Pipeline Throughput: 0 events [00:15, ? events/s]W20250513 21:28:28.298821 13788 inference_client_stage.cpp:255] Exception while processing message for InferenceClientStage, attempting retry.
W20250513 21:28:28.298847 13789 inference_client_stage.cpp:255] Exception while processing message for InferenceClientStage, attempting retry.
Pipeline Throughput: 0 events [00:18, ? events/s]W20250513 21:28:31.503276 13788 inference_client_stage.cpp:255] Exception while processing message for InferenceClientStage, attempting retry.
W20250513 21:28:31.503441 13789 inference_client_stage.cpp:255] Exception while processing message for InferenceClientStage, attempting retry.
Pipeline Throughput: 0 events [00:22, ? events/s]W20250513 21:28:35.507351 13789 inference_client_stage.cpp:255] Exception while processing message for InferenceClientStage, attempting retry.
W20250513 21:28:35.507361 13788 inference_client_stage.cpp:255] Exception while processing message for InferenceClientStage, attempting retry.

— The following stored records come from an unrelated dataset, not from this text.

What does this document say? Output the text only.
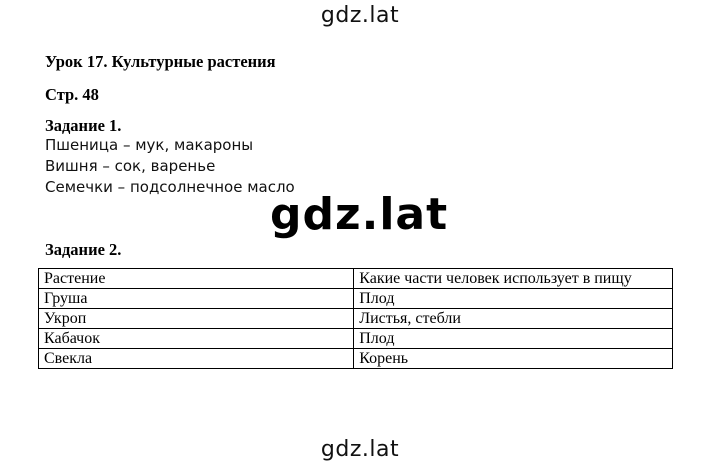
gdz.lat
Урок 17. Культурные растения
Стр. 48
Задание 1.
Пшеница – мук, макароны
Вишня – сок, варенье
Семечки – подсолнечное масло
gdz.lat
Задание 2.
Растение	Какие части человек использует в пищу
Груша	Плод
Укроп	Листья, стебли
Кабачок	Плод
Свекла	Корень
gdz.lat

Pipeline Throughput: 0 events [00:26, ? events/s]W20250513 21:28:39.511365 13789 inference_client_stage.cpp:255] Exception while processing message for InferenceClientStage, attempting retry.
W20250513 21:28:39.511382 13788 inference_client_stage.cpp:255] Exception while processing message for InferenceClientStage, attempting retry.
Pipeline Throughput: 0 events [00:30, ? events/s]W20250513 21:28:43.515393 13788 inference_client_stage.cpp:255] Exception while processing message for InferenceClientStage, attempting retry.
W20250513 21:28:43.515478 13789 inference_client_stage.cpp:255] Exception while processing message for InferenceClientStage, attempting retry.
Pipeline Throughput: 0 events [00:34, ? events/s]E20250513 21:28:47.522738 13788 runnable.hpp:112] /main/inference-5; rank: 0; size: 1; tid: 140020180534848 Unhandled exception occurred. Rethrowing
E20250513 21:28:47.522755 13789 runnable.hpp:112] /main/inference-6; rank: 0; size: 1; tid: 140020170044992 Unhandled exception occurred. Rethrowing
E20250513 21:28:47.522769 13788 context.cpp:124] /main/inference-5; rank: 0; size: 1; tid: 140020180534848: set_exception issued; issuing kill to current runnable. Exception msg: RuntimeError: Model is not ready

Thank you for the updates, please can you check the following pieces requested below as well:

  • Double check that you are running 24.03.02 this point release included a bug fix for the TritonInferenceStage
  • Ensure that the config parameters being passed to the TritonInferenceStage match the model config , specifically the values of the Config.model_max_batch_size , Config.feature_length
  • Check to see if the expected input type matches that of the input tensor (try setting force_convert_inputs=True for the TritonInferenceStage . Also double-check the inout_mapping to ensure the input tensors and output tensors match what the model is expecting.
  • Once you see the errors being reported in the TritonInferenceStage are there associated errors being emitted from the Triton Inference Server?
  • Try running with Config.num_threads=1 , does this avoid the issue and/or does this result in better error messages?
  • If all else fails try running in Python mode by setting morpheus.config.CppConfig.set_should_use_cpp(True) and/or setting the environment variable MORPHEUS_NO_CPP=1 . This probably won’t fix the problem but could result in a better error message.